Tuesday, January 07, 2014

Let's chat about global warming

With most of the United States in a severe cold spell and TV watchers introduced to the term "Polar Vortex," this seems like a good time to talk about climate change and global warming.

Goodness, where to start? A young woman reporter stood somewhere in the blowing snow and announced that she was freezing in places she didn't know could be frozen. (Comic Jon Stewart had fun with that.) An expedition investigating the disappearance of Antarctic ice became stuck in Antarctic ice. I have seen two separate comments suggesting that  Al Gore's"fat ass" relates somehow to the global warming "hoax." A recent football game was played in the cold.

The climate issue isn't new. Long ago, back in the '70s or '80s, we had a bitterly cold January, and Time magazine ran a cover story asking if we were entering a new ice age. Since then, we have had some of the hottest summers on record. Anecdotes, anecdotes, anecdotes. You can find them to support whatever position you like. The trouble is, we can't base long-term conclusions on daily or even annual weather. That's like standing in the middle of the Sahara and concluding that the whole world must be a desert.

I'm not a climate scientist, but I respect what they have to say. They've been gathering data for many decades, and that data is incredibly complicated. Al Gore's presentations on global warming moved me not one iota, but I am even less interested in the mockery that comes out of Fox News. I would rather listen to scientists directly and tune out everyone else who looks only for data to support their conclusions.

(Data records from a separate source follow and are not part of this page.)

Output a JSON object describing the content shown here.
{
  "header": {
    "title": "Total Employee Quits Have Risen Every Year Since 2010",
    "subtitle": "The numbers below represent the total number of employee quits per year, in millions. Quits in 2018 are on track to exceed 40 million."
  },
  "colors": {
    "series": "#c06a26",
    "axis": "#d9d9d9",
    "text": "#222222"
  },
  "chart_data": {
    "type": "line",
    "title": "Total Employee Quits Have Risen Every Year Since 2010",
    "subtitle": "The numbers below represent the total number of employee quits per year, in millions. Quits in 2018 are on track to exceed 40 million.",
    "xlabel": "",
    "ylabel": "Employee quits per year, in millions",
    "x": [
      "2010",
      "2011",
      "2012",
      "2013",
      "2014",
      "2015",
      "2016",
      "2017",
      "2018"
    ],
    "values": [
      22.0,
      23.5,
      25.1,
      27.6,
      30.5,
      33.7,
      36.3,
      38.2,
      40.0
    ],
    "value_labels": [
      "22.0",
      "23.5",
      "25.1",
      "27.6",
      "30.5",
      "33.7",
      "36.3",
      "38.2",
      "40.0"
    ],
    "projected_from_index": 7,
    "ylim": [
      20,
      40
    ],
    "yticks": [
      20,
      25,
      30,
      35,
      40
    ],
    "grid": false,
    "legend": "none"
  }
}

So here's my understanding, after imperfectly filtering out a lot of noise. The climate is changing. It has always been changing. We did not get the Great Lakes, billions of smooth boulders and countless other geological features from a static climate. We got them from ice that covered the continents and then shrunk. So without human interference, we would likely be transitioning at Earth's own pace toward another ice age. But in the 1800s we humans launched the Industrial Revolution, changing the mix of chemicals in the atmosphere and affecting the climate. Are we getting warmer or colder? Warmer, apparently, if we credit scientific measurements of ocean temperatures over the years. Yet we keep getting spikes both hotter and colder. We have summers with dozens of hurricanes and summers with nearly none. Ocean levels appear to be rising, and polar bears appear to be losing their habitat. Indicators suggest to me a general warming trend, but that doesn't mean I "believe in" global warming. I believe in science and in data. Lots and lots of data.




3 comments:

Rick Bylina said...

You're right. Climate change is not a singular event or even a yearly adjustment. It's the trend. Climate has and will always change, the big difference this time seems to be the artificial effect humans are having on the rate of change. Can nature compensate for the rapidity of the change? Juries out, but the evidence is damning per most scientists and dead dinosaurs.

Alex J. Cavanaugh said...

I don't believe in global warming, but I do believe the climate is changing, and it has always been changing one way or the other.

Unknown said...

Even if the industrial revolution hasn't contributed to climate change and it's just a natural thing done on the planet's schedule, I'm glad the worrying about it caused us to rethink how we treat our planet. Those of us who aren't fracking anyway.